Search code examples
bisonreduce-reduce-conflict

Bison reduce/reduce


I am new to Bison parsing and I cannot understand how it works. I have the following grammar, where I have kept the bare minimum to highlight the problem.

%left '~'
%left '+' 
%token T_VARIABLE
%% 
start: expr;
expr: composite_expr | variable_expr;
variable_expr: T_VARIABLE;
composite_expr:   
     expr '+' expr      
   | '~' variable_expr   { do_something_1(); }
   | '~' composite_expr  { do_something_2(); }
;

%%

As you can see, I want to apply different functions to the '~' operator depending on the kind of expression that follows. However, this produces 2 reduce/reduce conflicts.

Of course, if I rewrite the composite_expr rule like this...

composite_expr:   
     expr '+' expr      
   | '~' expr           { /* ??? */ }
;

...then there are no conflicts, but now I cannot call either do_something_1() or do_something_2() because I can no longer tell if expr is variable_expr or composite_expr.

Is there any other way that I can do this? Can anyone explain why there where reduce/reduce conflicts in the first place?

Keep in mind that this is a stripped down version and, in reality, the rule composite_expr is very long. So duplicating it is out of the question.


Solution

  • The basic problem is that you have an ambiguous grammar, and you're (attempting to) use precedence rules to resolve the ambiguity, but it fails because the ambiguity manifests as a reduce/reduce conflict, and precedence rules are useless in that case. You can get a better idea what is going on by using bison's -v option to get a listing of the state machine it builds, so you can see exactly where and how the conflict manifests.

    In this case, you'll see something like:

    state 8
    
        3 expr: variable_expr .
        6 composite_expr: '~' variable_expr .
    
        $end      reduce using rule 6 (composite_expr)
        '+'       reduce using rule 3 (expr)
        '+'       [reduce using rule 6 (composite_expr)]
        $default  reduce using rule 3 (expr)
    

    which is telling you it doesn't know which rule to reduce on a lookahead of +. Now obviously from your predence rules you want rule 6 (since ~ is higher precedence than +), but the precedence disambiguation rules in bison are a bit of a hack and can't deal with this -- it fails to understand that reducing rule 3 will result in shifting the + before reducing a rule that will consume the ~.

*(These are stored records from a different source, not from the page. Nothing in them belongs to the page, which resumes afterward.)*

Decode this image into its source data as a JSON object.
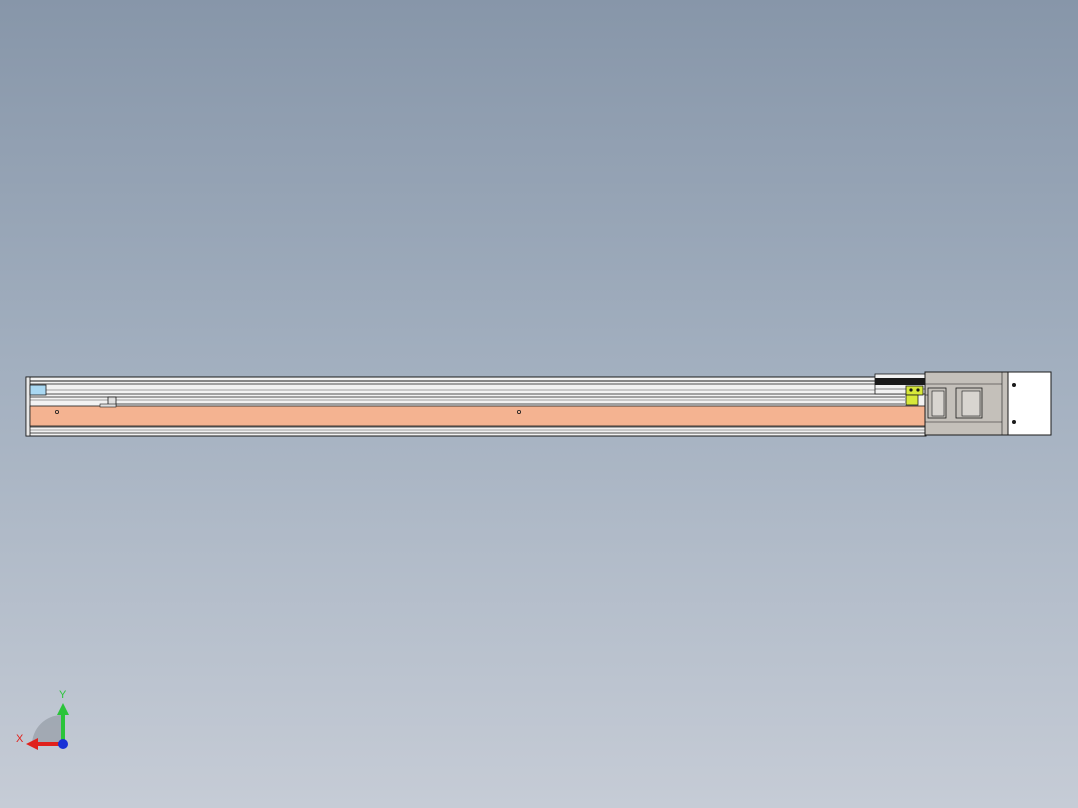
{
  "viewport": {
    "background_top": "#8796a9",
    "background_bottom": "#c6ccd6"
  },
  "model": {
    "name_icon": "linear-actuator-rail",
    "colors": {
      "outline": "#1a1a1a",
      "profile": "#f2f2f2",
      "orange_strip": "#f4b391",
      "carriage_gray": "#c4c0ba",
      "motor_cover": "#ffffff",
      "sensor_blue": "#a9d8f2",
      "sensor_yellow": "#d7e83a"
    }
  },
  "triad": {
    "x_label": "X",
    "y_label": "Y",
    "x_color": "#e0211c",
    "y_color": "#2bc43a",
    "z_color": "#1730d6"
  }
}
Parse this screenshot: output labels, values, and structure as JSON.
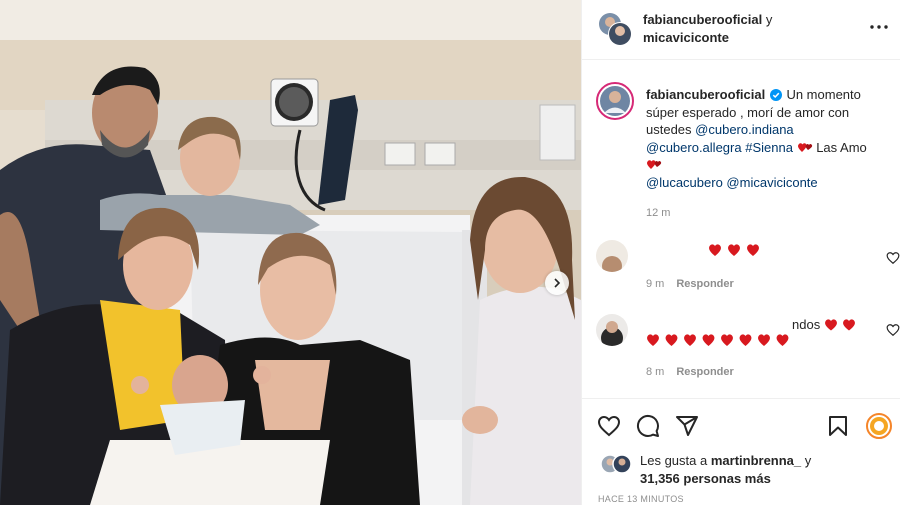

    So what can you do about this? You can accept the existence of the conflict and order your rules so the right thing happens. In this case, you need to move the expr: composite_expr | variable_expr rule to the end (at least to after the composite_expr rules). This is kind of ugly, hard to understand, and even harder to maintain.

    Alternately, you can unfactor things to get rid of the single rules (rules with a single non-terminal and nothing else on the right side -- these are the rules that tend to trigger reduce/reduce problems.) Something like:

    composite_expr:   
         composite_expr '+' composite_expr
       | composite_expr '+' variable_expr
       | variable_expr '+' composite_expr
       | variable_expr '+' variable_expr
       | '~' variable_expr   { do_something_1(); }
       | '~' composite_expr  { do_something_2(); }
    ;
    

    This is unlikely to be practical if there are many composite_expr rules like you describe.

    The best alternative is likely to be to not do this is in the grammar at all, and instead make the choice based on your semantic rules. Something like:

    expr:   
         expr '+' expr      { $$.isComposite = true; }
       | '~' expr           { if ($2.isComposite)
                                  do_something_2();
                              else
                                  do_something_1();
                              $$.isComposite = true; }
       | T_VARIABLE         { $$.isComposite = false; }
    ;
    

    and you setup the %type for expr to be a struct with an extra bool isComposite field along with whatever else you were using it for.